Invited Seminar at CES on 14 June 2018 at 11:00 am titled "Bee Biogeography with Particular Reference to the Atacama Desert of Chile: Extreme Bees in Extreme Environments" by Laurence Packer from York University
Why is it that some species are found in some areas but not others? Answering this question is the task of biogeography and the answers fall into two main categories: that species dispersed to that area from elsewhere at some point in the past, or it has been there since it originated.
With the integration of data from fossils, phylogenies based upon both morphological and molecular data and palaeoenvironmental information, it is possible to offer explanations of why some species are found in particular areas and how they got there. The fossils permit the phylogenies to be time-calibrated and dated evolutionary events can be assessed in light of simultaneous environmental change.

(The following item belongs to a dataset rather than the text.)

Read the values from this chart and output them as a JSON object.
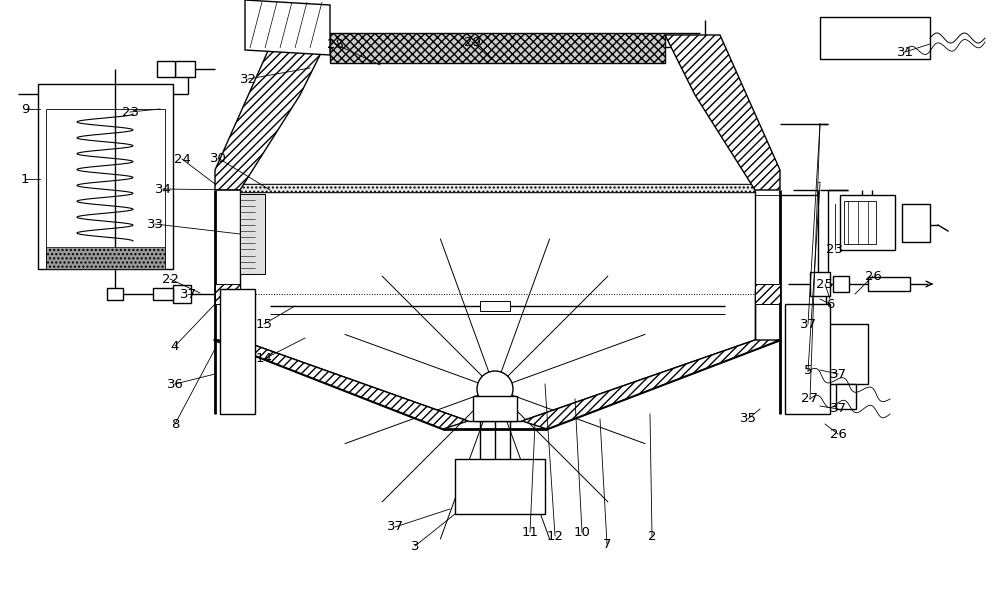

I will illustrate these basic principles of biogeography initially with an example of long distance geodispersal: an obscure and rare group of bees found primarily in the Mediterranean region have all of their close relatives in the New World. I will suggest how they got to their currently occupied range.

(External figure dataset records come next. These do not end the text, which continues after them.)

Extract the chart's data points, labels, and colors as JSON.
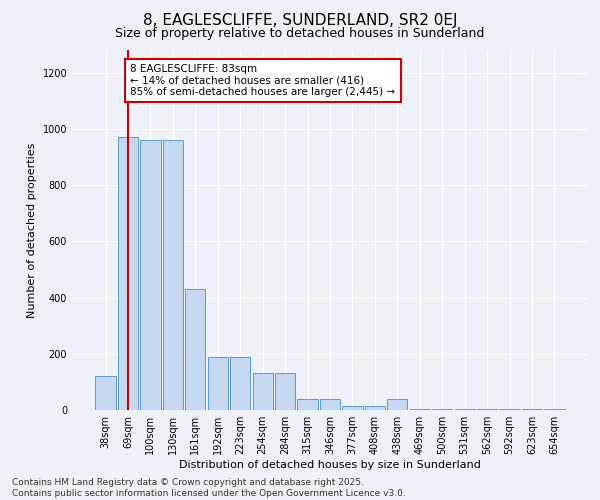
{
  "title": "8, EAGLESCLIFFE, SUNDERLAND, SR2 0EJ",
  "subtitle": "Size of property relative to detached houses in Sunderland",
  "xlabel": "Distribution of detached houses by size in Sunderland",
  "ylabel": "Number of detached properties",
  "categories": [
    "38sqm",
    "69sqm",
    "100sqm",
    "130sqm",
    "161sqm",
    "192sqm",
    "223sqm",
    "254sqm",
    "284sqm",
    "315sqm",
    "346sqm",
    "377sqm",
    "408sqm",
    "438sqm",
    "469sqm",
    "500sqm",
    "531sqm",
    "562sqm",
    "592sqm",
    "623sqm",
    "654sqm"
  ],
  "values": [
    120,
    970,
    960,
    960,
    430,
    190,
    190,
    130,
    130,
    40,
    40,
    15,
    15,
    40,
    5,
    5,
    5,
    5,
    3,
    5,
    3
  ],
  "bar_color": "#c5d8f0",
  "bar_edge_color": "#5b9bd5",
  "vline_x": 1.0,
  "vline_color": "#cc0000",
  "annotation_text": "8 EAGLESCLIFFE: 83sqm\n← 14% of detached houses are smaller (416)\n85% of semi-detached houses are larger (2,445) →",
  "annotation_box_color": "#ffffff",
  "annotation_box_edge": "#cc0000",
  "ylim": [
    0,
    1280
  ],
  "yticks": [
    0,
    200,
    400,
    600,
    800,
    1000,
    1200
  ],
  "footer_line1": "Contains HM Land Registry data © Crown copyright and database right 2025.",
  "footer_line2": "Contains public sector information licensed under the Open Government Licence v3.0.",
  "bg_color": "#eef2f8",
  "plot_bg_color": "#eef2f8",
  "grid_color": "#ffffff",
  "title_fontsize": 11,
  "subtitle_fontsize": 9,
  "xlabel_fontsize": 8,
  "ylabel_fontsize": 8,
  "tick_fontsize": 7,
  "footer_fontsize": 6.5,
  "annotation_fontsize": 7.5
}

Bees are more diverse in arid and semi-arid regions of the world and also more diverse in the southern hemisphere. I will explore the radiation of bees in the world’s driest desert – the Atacama Desert of Chile. Here, some bees must remain in diapause for many years before conditions are suitable for production of the next generation. I will give examples of unusual habitats that provide resources for bees in this otherwise inhospitable environment.
In most of the Atacama Desert the limited rainfall occurs in winter, but in the extreme northeast of the country, most rain falls in summer. I will investigate the potential influence of this disjunction on bee evolution.
Lastly, I will discuss the often remarkable adaptations bees have for foraging on desert plants and use dated phylogenies to investigate bee transition to the most speciose genus of flowering plants in the Atacama.